The other stuff I make payments on can't really be changed. The house payment takes way too much of our income. Next is our car payment. I'd sell it and keep the Blazer, but we're upside down due to lots of other things - so no go there. Debt - that's the big kicker. Medical bills started a downhill slide and we've just snowballed into a place that is going to be difficult to get out of without some repercussions. We're still paying on the remains of a large bill from 2008. It'll be over two years before that's paid off (at $130 per month - $3800 owed). It's enough to really depress a person.

But, I will prevail. I don't know how exactly. But, I am tough and I will do it. Too bad I don't know any rich distant "relatives" who left me some real money - not the fake stuff that we all get emails about - riches in foreign countries. I read a blog one time where one guy actually put a PayPal link on it for folks to send him donations. Now, that's desperate. I don't know if he got any takers or not. I got a good laugh out of it but I guess desperation makes people do strange things.

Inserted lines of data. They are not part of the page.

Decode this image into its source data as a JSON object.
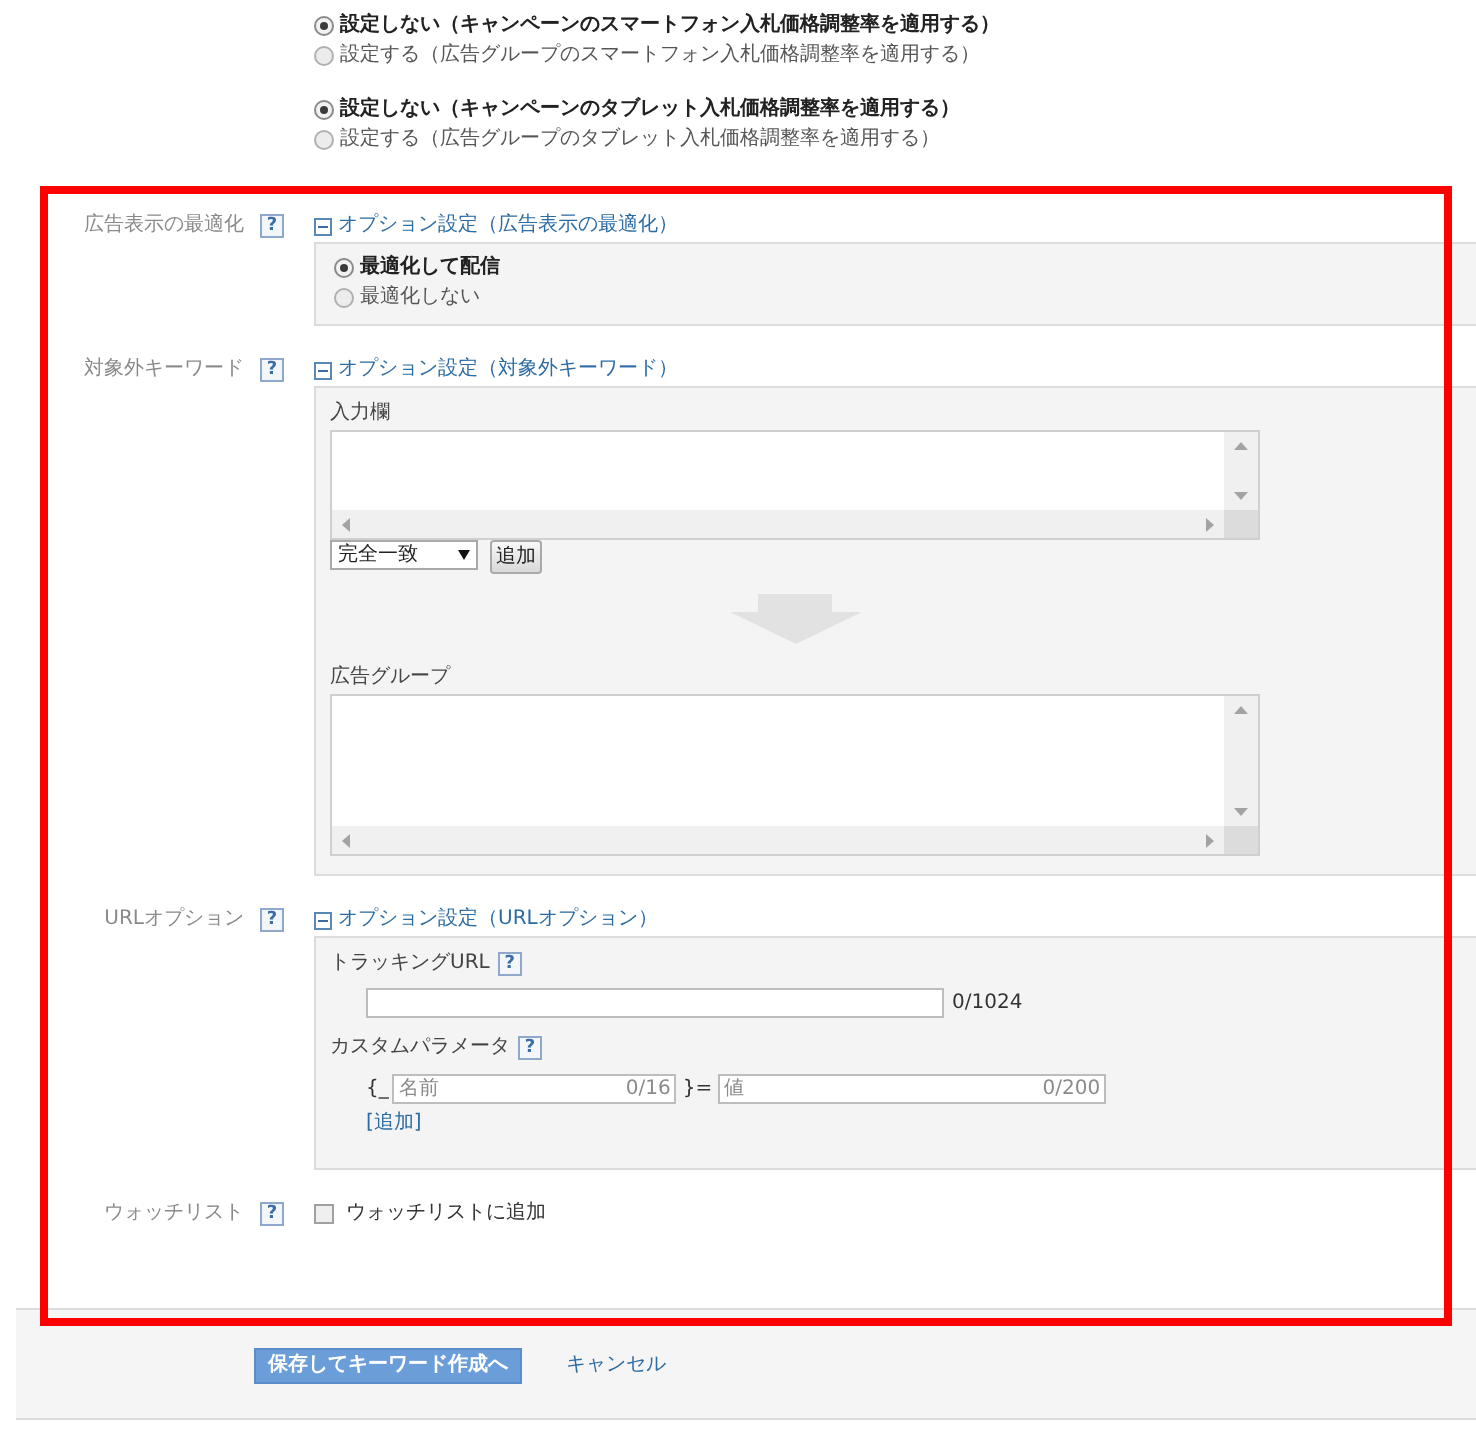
{
  "device_adjustments": [
    {
      "options": [
        {
          "label": "設定しない（キャンペーンのスマートフォン入札価格調整率を適用する）",
          "selected": true
        },
        {
          "label": "設定する（広告グループのスマートフォン入札価格調整率を適用する）",
          "selected": false
        }
      ]
    },
    {
      "options": [
        {
          "label": "設定しない（キャンペーンのタブレット入札価格調整率を適用する）",
          "selected": true
        },
        {
          "label": "設定する（広告グループのタブレット入札価格調整率を適用する）",
          "selected": false
        }
      ]
    }
  ],
  "sections": [
    {
      "kind": "radio",
      "label": "広告表示の最適化",
      "help": "?",
      "header": "オプション設定（広告表示の最適化）",
      "expanded": true,
      "options": [
        {
          "label": "最適化して配信",
          "selected": true
        },
        {
          "label": "最適化しない",
          "selected": false
        }
      ]
    },
    {
      "kind": "keywords",
      "label": "対象外キーワード",
      "help": "?",
      "header": "オプション設定（対象外キーワード）",
      "expanded": true,
      "input_label": "入力欄",
      "match_type": "完全一致",
      "add_button": "追加",
      "target_label": "広告グループ"
    },
    {
      "kind": "url",
      "label": "URLオプション",
      "help": "?",
      "header": "オプション設定（URLオプション）",
      "expanded": true,
      "tracking_url": {
        "label": "トラッキングURL",
        "help": "?",
        "counter": "0/1024"
      },
      "custom_parameter": {
        "label": "カスタムパラメータ",
        "help": "?",
        "prefix": "{_",
        "name_placeholder": "名前",
        "name_counter": "0/16",
        "separator": "}=",
        "value_placeholder": "値",
        "value_counter": "0/200",
        "add_link": "[追加]"
      }
    },
    {
      "kind": "checkbox",
      "label": "ウォッチリスト",
      "help": "?",
      "checkbox_label": "ウォッチリストに追加",
      "checked": false
    }
  ],
  "footer": {
    "save_button": "保存してキーワード作成へ",
    "cancel_link": "キャンセル"
  }
}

I've been praying a lot about what to do and looking for direction - I don't want to make a decision that will detrimental in the future. I need to do what is going to be best for Ron and I in the long run - and in the short run. He will probably need to have surgery on the right foot in June. That will be another medical expense for us over the insurance payments. He'll have to go to a step-down facility for a few weeks because I can't take care of him at home without help. In-home assistance is not an option with our insurance; step-down facility is a possibility with a co-pay. Not sure what the co-pay is but no matter what it is, it will be worth paying to have the help for him. He'll need to be non-weight bearing for 2-3 weeks and without lots of help, that just won't happen.

So, I'd appreciate your prayers for us. I believe that God is still in the miracle business and He can and does answer prayers.

Thanks...

Sunday, May 2, 2010

Home, tired, and ready to face the week!

I had a very nice time in KC with my sister and scrapbook stuff. We went to dinner Friday night at a Mongolian BBQ place (kind of disappointed in it, but not too shabby). Saturday morning we hit a scrapbooker's dream of a garage sale. I picked up some stuff for pennies on the dollar. Had a great time. Then, we went to Archiver's and did our free stuff. I did a nice little Thank You card, a 6 x 8 page layout for a boy, and an 8 x 8 page layout for a girl. All I have to do is add some pictures and they'll be ready to add onto a 12 x 12 scrapbook page.

It was so funny when I got there because as I was looking around to see where I was going to sit, I thought I recognized someone over my right shoulder. As it registered that I really did recognize her, we both said each other's names at the same time. So funny, we live about 7 or 8 miles from each other, hadn't seen each other in over 10 years, and drove nearly 200 miles to run into each other at a scrapbook event.

I got one layout done of our anniversary dinner from last August, did a couple of layouts of Isaiah "learning" how to hit a baseball and a volley ball, a couple of pages from his birthday, and two other pages from our family reunion last September. I didn't get any Vegas or Hoover Dam pictures scrapped but I'm going to leave the stuff out on the table and work on it some this week.